We have just selected a few variables and can see that the Stata dataset for the 2024 Rwandan Labour Force Survey indeed has codes associated with text. We can use the package sjlabelled to extract the codes from the Stata dataset.

labels_codes <- read_dta("data/RW_LFS2024.dta", n_max = 5) %>% 
  ## We use the namespace as sjlabelled has conflicting
  ## functions with other packages
  sjlabelled::get_labels(values = "as.prefix")

labels_codes[5:7]
$province
[1] "[1] Kigali city"       "[2] Southern Province" "[3] Western Province" 
[4] "[4] Northern Province" "[5] Eastern Province" 

$Code_UR
[1] "[1] Urban" "[2] Rural"

$code_dis
 [1] "[11] Nyarugenge" "[12] Gasabo"     "[13] Kicukiro"   "[21] Nyanza"    
 [5] "[22] Gisagara"   "[23] Nyaruguru"  "[24] Huye"       "[25] Nyamagabe" 
 [9] "[26] Ruhango"    "[27] Muhanga"    "[28] Kamonyi"    "[31] Karongi"   
[13] "[32] Rutsiro"    "[33] Rubavu"     "[34] Nyabihu"    "[35] Ngororero" 
[17] "[36] Rusizi"     "[37] Nyamasheke" "[41] Rulindo"    "[42] Gakenke"   
[21] "[43] Musanze"    "[44] Burera"     "[45] Gicumbi"    "[51] Rwamagana" 
[25] "[52] Nyagatare"  "[53] Gatsibo"    "[54] Kayonza"    "[55] Kirehe"    
[29] "[56] Ngoma"      "[57] Bugesera"  

Using the get_labels function from sjlabelled with the argument values = "as.name", we get all the labels with a value/code as a variable name. It is saved as a list object in R. A few variables with their labels and codes are shown in the output above.
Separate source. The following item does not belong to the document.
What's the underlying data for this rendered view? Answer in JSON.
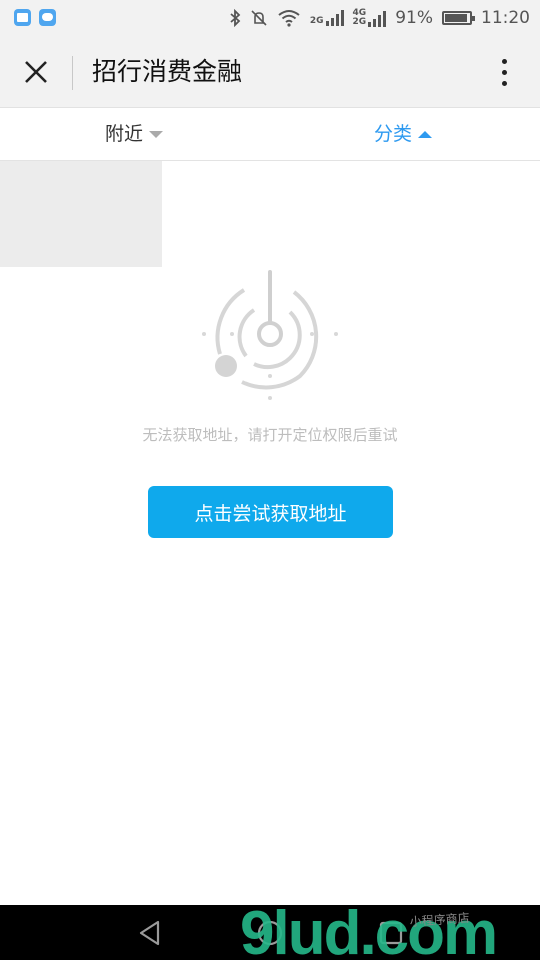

With some manipulation of the list, we get a tibble with the following variables: variable-code, code, and values. There is a lot going on in the code below. For better understanding of the map function, see the documentation for the package purrr. It also uses some regular expressions in functions from the stringr package.

label_codes_df <- labels_codes %>%
  map(as_tibble) %>% 
  ## Removes empty tibbles or with only 1 option
  keep(~nrow(.x) > 1) %>% 
  map(~mutate(.x,
              code = str_extract(.x$value, "\\d+"),
              values = str_remove(.x$value, "\\[\\d+]\\s+"))) %>% 
  map(~select(.x, -value)) %>% 
  as_tibble_col() %>% 
  mutate(`variable-code` = names(value)) %>%
  unnest(value) %>% 
  select(`variable-code`, code, values)

head(label_codes_df)
# A tibble: 6 × 3
  `variable-code` code  values           
  <chr>           <chr> <chr>            
1 province        1     Kigali city      
2 province        2     Southern Province
3 province        3     Western Province 
4 province        4     Northern Province
5 province        5     Eastern Province 
6 Code_UR         1     Urban            

Now we have a data frame with variable names, codes, and labels, which we can use in the PX-files. This could also be exported as Excel format and maintained. The data frame can also be used in the function px_values now, if the dataset contains codes and not texts.

We can also save these code and label pairs in PX-files and use them when generating our PX-files. We read in our data again, convert it to PX-format, and add the labels in px_values. When converting to PX-format, it assumes that the last column is a frequency column. This is not the case here, which is why we set all variables as stub in px_stub(). Then we use px_micro() to save multiple PX-files, one for each of our variables in this case, in the output folder “code-labels”. Now it is possible for us to maintain the metadata for each of our variables using the PX-files.

library(pxmake)

rw_lfs <- read_dta("data/RW_LFS2024.dta")

rw_lfs %>% 
  select(any_of(unique(label_codes_df$`variable-code`))) %>% 
  px() %>% 
  px_values(label_codes_df) %>% 
  px_stub(names(rw_lfs)) %>% 
  px_micro("code-labels")

This code might take some time to run if the dataset has many variables (as is the case with the Rwandan Labour Force Survey).

8.1.2 Alternative methods

This was a data-driven approach on how to retrieve the codes and labels from the data. In a more metadata-driven approach, we could have an external database with variable names, codes, and values, which could be connected to either via a database connection or an API. This approach could prove to be more stable. However, it requires maintenance to ensure that the values in the data also reflect the metadata values in the database.